To enable course members to recognise the key stages of development in the use of glass in the English cathedrals, from the medieval to the modern.
Who is the course for?
The course will be taught at Level 3 but there are no specific requirements apart from an interest and enthusiasm for art and architecture.
What topics will this course cover
We will investigate the development of the materials and methods used in making stained glass, and then trace the forms of glass in the English cathedrals from the twelfth and thirteenth centuries (for example the Miracle Windows in Thomas Becket's shrine chapel at Canterbury) through into the late Gothic period (for example the Great East Window in York Minster).
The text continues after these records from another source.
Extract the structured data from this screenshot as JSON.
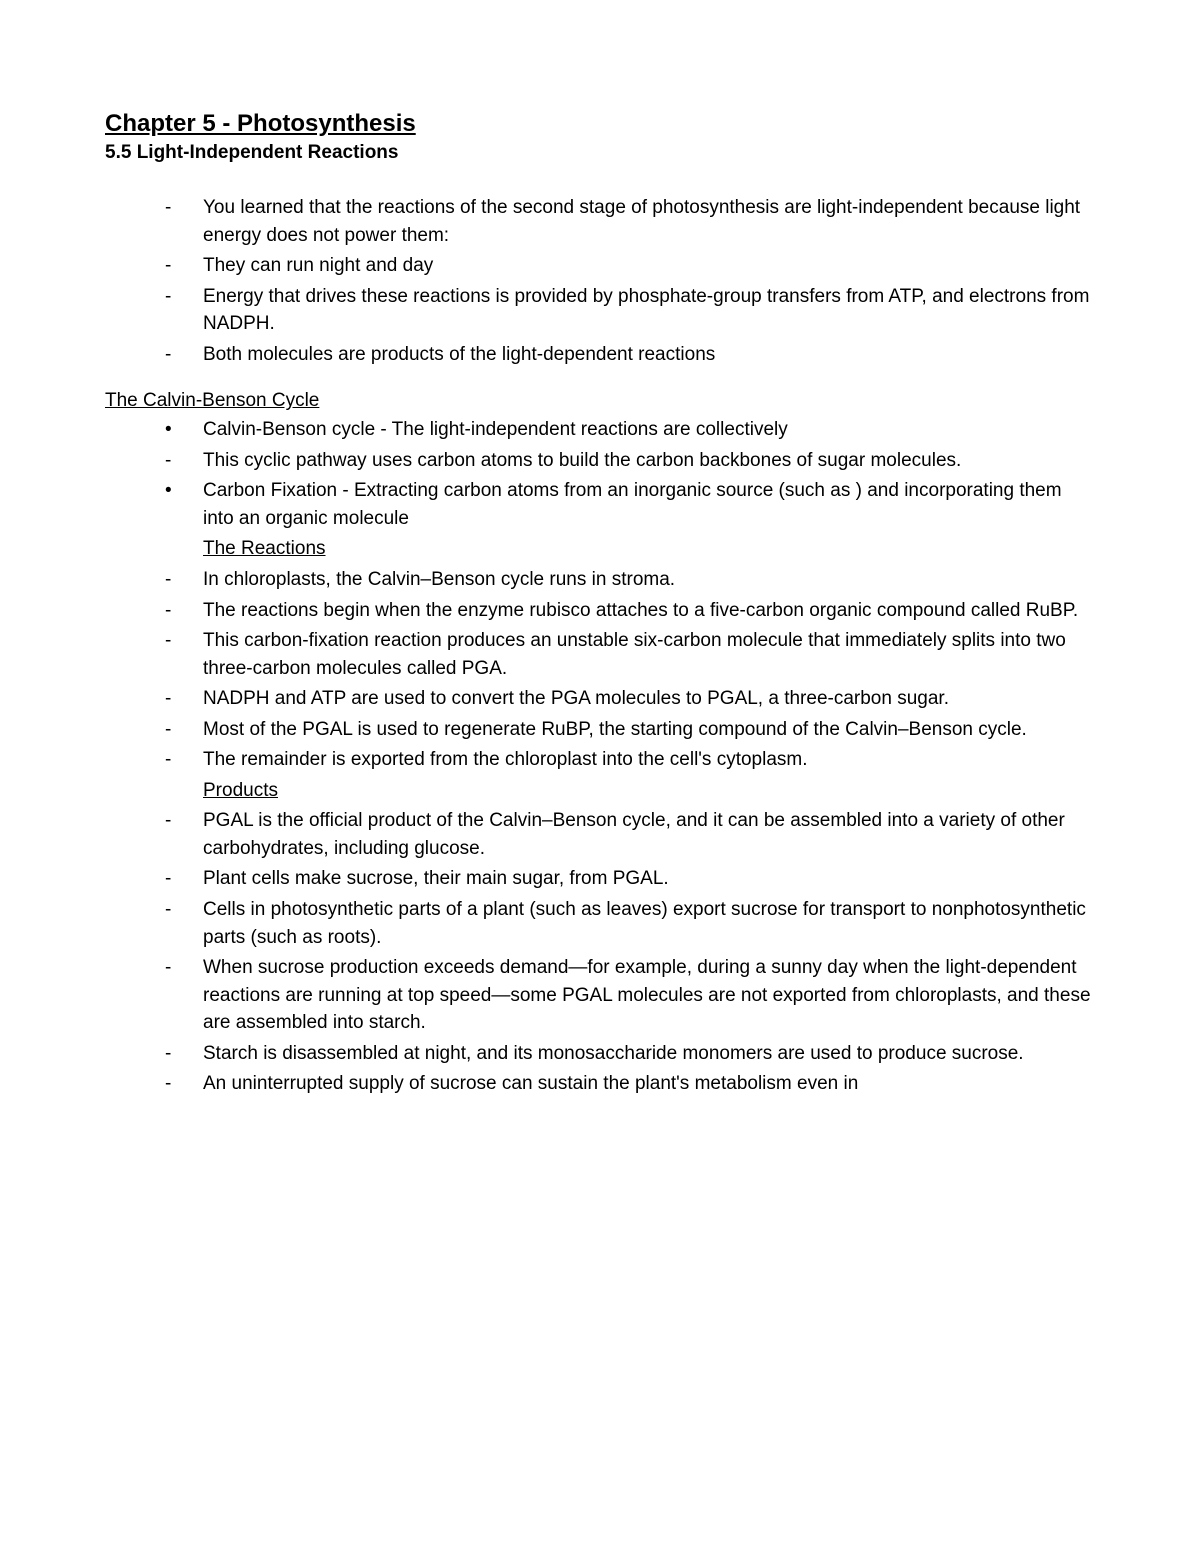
{
  "chapter_title": "Chapter 5 - Photosynthesis",
  "section_title": "5.5 Light-Independent Reactions",
  "intro_items": [
    "You learned that the reactions of the second stage of photosynthesis are light-independent because light energy does not power them:",
    "They can run night and day",
    "Energy that drives these reactions is provided by phosphate-group transfers from ATP, and electrons from NADPH.",
    "Both molecules are products of the light-dependent reactions"
  ],
  "subheading_calvin": "The Calvin-Benson Cycle",
  "calvin_items": [
    {
      "marker": "bullet",
      "text": "Calvin-Benson cycle - The light-independent reactions are collectively"
    },
    {
      "marker": "dash",
      "text": "This cyclic pathway uses carbon atoms to build the carbon backbones of sugar molecules."
    },
    {
      "marker": "bullet",
      "text": "Carbon Fixation - Extracting carbon atoms from an inorganic source (such as ) and incorporating them into an organic molecule"
    }
  ],
  "subsub_reactions": "The Reactions",
  "reactions_items": [
    "In chloroplasts, the Calvin–Benson cycle runs in stroma.",
    "The reactions begin when the enzyme rubisco attaches  to a five-carbon organic compound called RuBP.",
    "This carbon-fixation reaction produces an unstable six-carbon molecule that immediately splits into two three-carbon molecules called PGA.",
    "NADPH and ATP are used to convert the PGA molecules to PGAL, a three-carbon sugar.",
    "Most of the PGAL is used to regenerate RuBP, the starting compound of the Calvin–Benson cycle.",
    "The remainder is exported from the chloroplast into the cell's cytoplasm."
  ],
  "subsub_products": "Products",
  "products_items": [
    "PGAL is the official product of the Calvin–Benson cycle, and it can be assembled into a variety of other carbohydrates, including glucose.",
    "Plant cells make sucrose, their main sugar, from PGAL.",
    "Cells in photosynthetic parts of a plant (such as leaves) export sucrose for transport to nonphotosynthetic parts (such as roots).",
    "When sucrose production exceeds demand—for example, during a sunny day when the light-dependent reactions are running at top speed—some PGAL molecules are not exported from chloroplasts, and these are assembled into starch.",
    "Starch is disassembled at night, and its monosaccharide monomers are used to produce sucrose.",
    "An uninterrupted supply of sucrose can sustain the plant's metabolism even in"
  ]
}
We will then look at the development of painted glass from the sixteenth century, the great nineteenth century revival in glass manufacture and finally at the extraordinarily varied use of modern glass in these great churches.
What will it be like?
WEA classes are friendly and supportive. You will be encouraged to work together with your fellow students and tutor. You will be asked to share your ideas and views in the class and work with the group to give and accept feedback in a supportive environment. The WEA tutor will use a range of different teaching and learning methods and encourage you to be actively involved in your learning. You may be asked to undertake work to support your course outside of your class.
By the end of the course I should be able to:
1. Recognise the key periods and forms of stained glass in the English cathedrals. 2. Understand the use of materials and the methods of production of glass used in the cathedrals.
How will I know I'm making progress?
Your tutor will ask you to take part in group discussion and give you informal feedback, but there are no formal texts or exams.
What else do I need to know, do or bring?
Reading and information sources
These books would make useful background reading, but this is not essential for the appreciation of the course. Virginia Raguin, The History of Stained Glass- the Art of Light, Thames and Hudson Sonia Halliday and Laura Lushington, Stained Glass – The Pitkin Guide, Pitkin
What could the course lead to?
Study visits to see glass and sculpture in the cathedrals, in particular the National Stained Glass Museum in Ely cathedral, and to the Victorian and Albert Museum in London for their collection of stained glass.